Properties:
Azurite is related to malachite, but is distinguished by its colour and lower water content. Azurite can create a strong opening of the Crown and Third Eye Chakras, facilitating and speeding up spiritual and psychic development, as well as opening the Bindu Visarga, aiding attunement and communication with our guides. It is sometimes referred to as the ‘Stone of Heaven’, and promotes awareness and self-knowledge, encouraging a quest towards enlightenment. It can help us to achieve a deep meditative state, and is useful in astral travel. It is most often used in meditation, but can be a useful healing stone, treating liver, kidney and gallbladder problems, and aiding detoxification. It is also useful in stimulating the thyroid, as well as giving insight into the cause of illness. Because of its high copper content, it is sometimes used as a mild pain-reliever.

Attributes:

  • Chemical Formula: Cu3 (CO3 )2 (OH)2 – hydrous copper carbonate
  • Group: Carbonates
  • Crystal System: Monoclinic
  • Hardness: 3½ – 4
  • Birthstone: Secondary birthstone for Sagittarius
  • Chakra: Throat, Third Eye and Crown
  • Element: Air and Spirit

Mineralogy:
Azurite forms as a secondary (sedimentary) mineral through the action of carbonated waters on other copper minerals in the oxidised areas of copper deposits. It frequently occurs with malachite. Crystals may be tabular (with crystals often stacked on top of one another), or prismatic (with a wide variety of faces); azurite also forms stalactitically, botryoidally, and as spherical concretions.
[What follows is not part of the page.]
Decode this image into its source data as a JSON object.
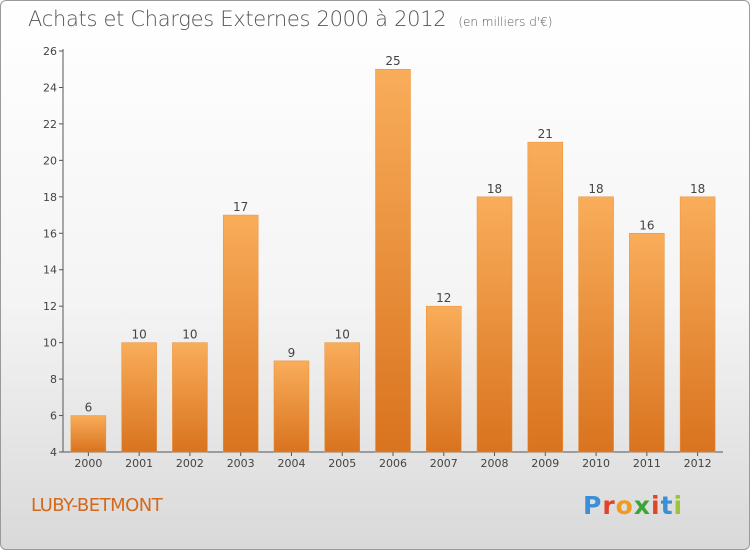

It is chemically identical to malachite, but the copper chromophore, Cu2+, occupies different positions in the crystal lattices of the two minerals. As a result, azurite is blue while malachite is green, demonstrating a change in the wavelengths that are absorbed.

History and Tradition:
From the Persian lazhward, meaning “blue” (also the root of ‘lapis lazuli’), in allusion to the colour. Although mined in ancient Egypt and the Sinai, it does not appear to have been used medicinally, but was primarily used as a copper ore and pigment, and possibly a source of blue glaze. Azurite was used for the same purposes in Europe from the 15th to the 17th centuries. There are no healing or talismanic traditions associated with it.